For bodybuilders without HIV lipodystrophy:

  • CJC-1295 no-DAC plus ipamorelin is the practical choice due to cost and flexibility
  • Tesamorelin is the choice when the Phase 3 evidence base is specifically required for decision-making confidence or when visceral fat is a primary documented concern

Clinical Context

Tesamorelin's Phase 3 program represents the gold standard of GHRH-analog clinical evidence. Falutz et al. (2010) is a 806-patient, 26 to 52 week randomised controlled trial with pre-registered endpoints, placebo control, and independent statistical analysis. The visceral fat reduction, triglyceride reduction, and cholesterol to HDL ratio improvement are not extrapolations; they are directly measured outcomes in a controlled human population. No equivalent data exists for CJC-1295 no-DAC plus ipamorelin, or for any other GHRH-analog combination used in bodybuilding contexts. When making clinical risk-benefit assessments for patients self-administering GH peptides, tesamorelin Phase 3 data is the most credible proxy for what GHRH-analog stimulation produces in humans. CJC-1295 no-DAC's effects are mechanistic extrapolations from this evidence base, not independently confirmed outcomes.

Bodybuilder Context

In the bodybuilding community, CJC-1295 no-DAC is vastly more commonly used than tesamorelin because of cost. Brand tesamorelin at USD $2,000+ per month is inaccessible to most self-directed users, while CJC-1295 no-DAC plus ipamorelin vials are available for USD $60 to $150 per month from research chemical vendors. The quality consistency of grey market peptide products is the main risk for both compounds when sourced outside clinical settings. For athletes who do have access to pharmaceutical tesamorelin (through HIV-indicated prescription or high-quality grey market sources), the Phase 3 evidence base provides meaningful confidence in the outcomes that CJC-1295 no-DAC users are extrapolating from.

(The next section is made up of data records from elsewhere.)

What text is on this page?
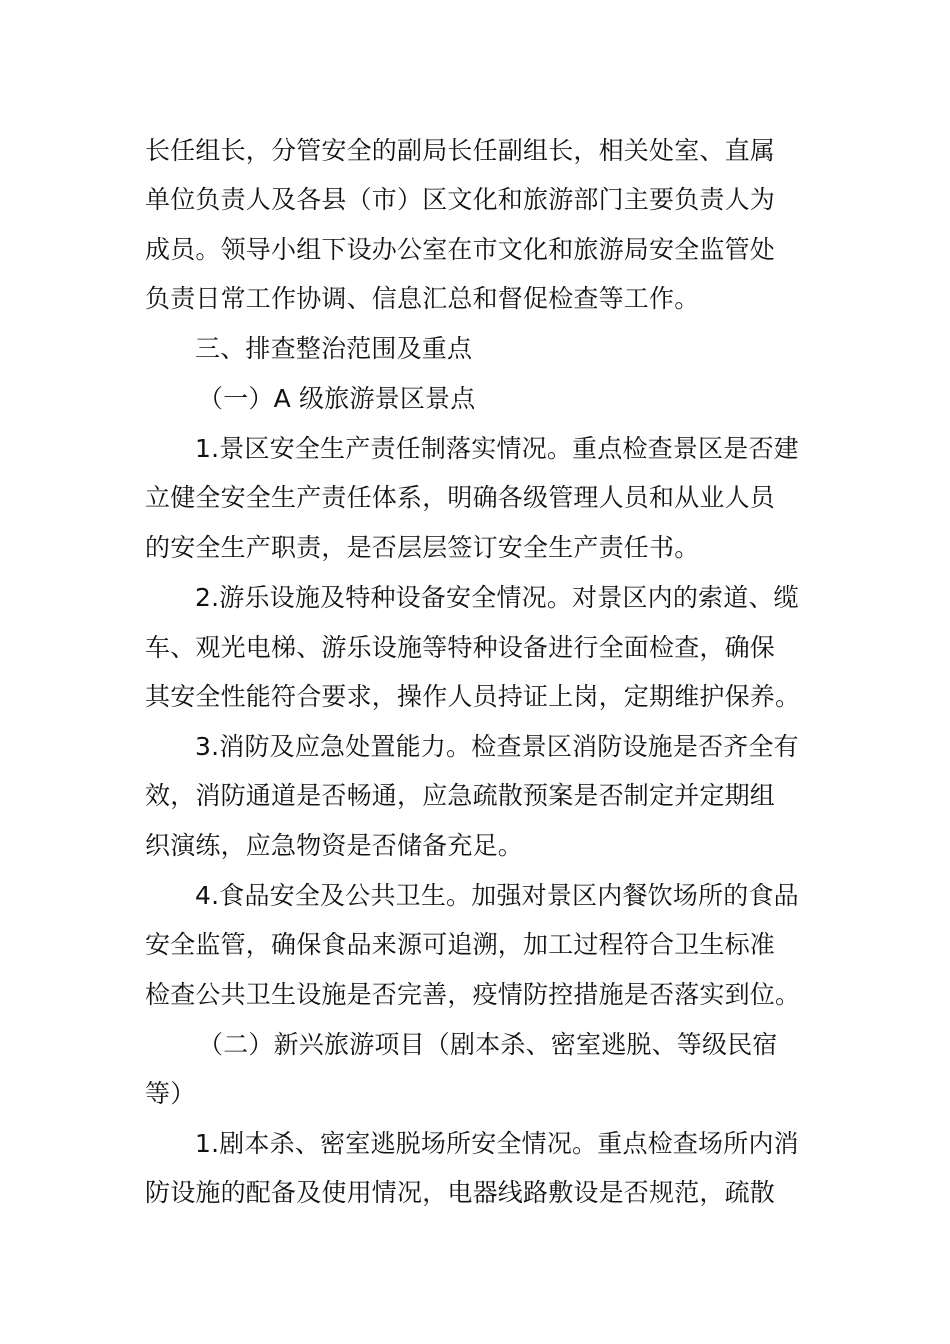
长任组长，分管安全的副局长任副组长，相关处室、直属
单位负责人及各县（市）区文化和旅游部门主要负责人为
成员。领导小组下设办公室在市文化和旅游局安全监管处
负责日常工作协调、信息汇总和督促检查等工作。
三、排查整治范围及重点
（一）A 级旅游景区景点
1.景区安全生产责任制落实情况。重点检查景区是否建
立健全安全生产责任体系，明确各级管理人员和从业人员
的安全生产职责，是否层层签订安全生产责任书。
2.游乐设施及特种设备安全情况。对景区内的索道、缆
车、观光电梯、游乐设施等特种设备进行全面检查，确保
其安全性能符合要求，操作人员持证上岗，定期维护保养。
3.消防及应急处置能力。检查景区消防设施是否齐全有
效，消防通道是否畅通，应急疏散预案是否制定并定期组
织演练，应急物资是否储备充足。
4.食品安全及公共卫生。加强对景区内餐饮场所的食品
安全监管，确保食品来源可追溯，加工过程符合卫生标准
检查公共卫生设施是否完善，疫情防控措施是否落实到位。
（二）新兴旅游项目（剧本杀、密室逃脱、等级民宿
等）
1.剧本杀、密室逃脱场所安全情况。重点检查场所内消
防设施的配备及使用情况，电器线路敷设是否规范，疏散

The specific visceral fat reduction application is where tesamorelin most clearly outperforms the extrapolated CJC-1295 no-DAC data: the 15.4% treatment effect is a directly measured result, not a mechanistic prediction. For bodybuilders with significant hepatic steatosis from oral AAS cycles or from obesity-related metabolic syndrome, this distinction matters.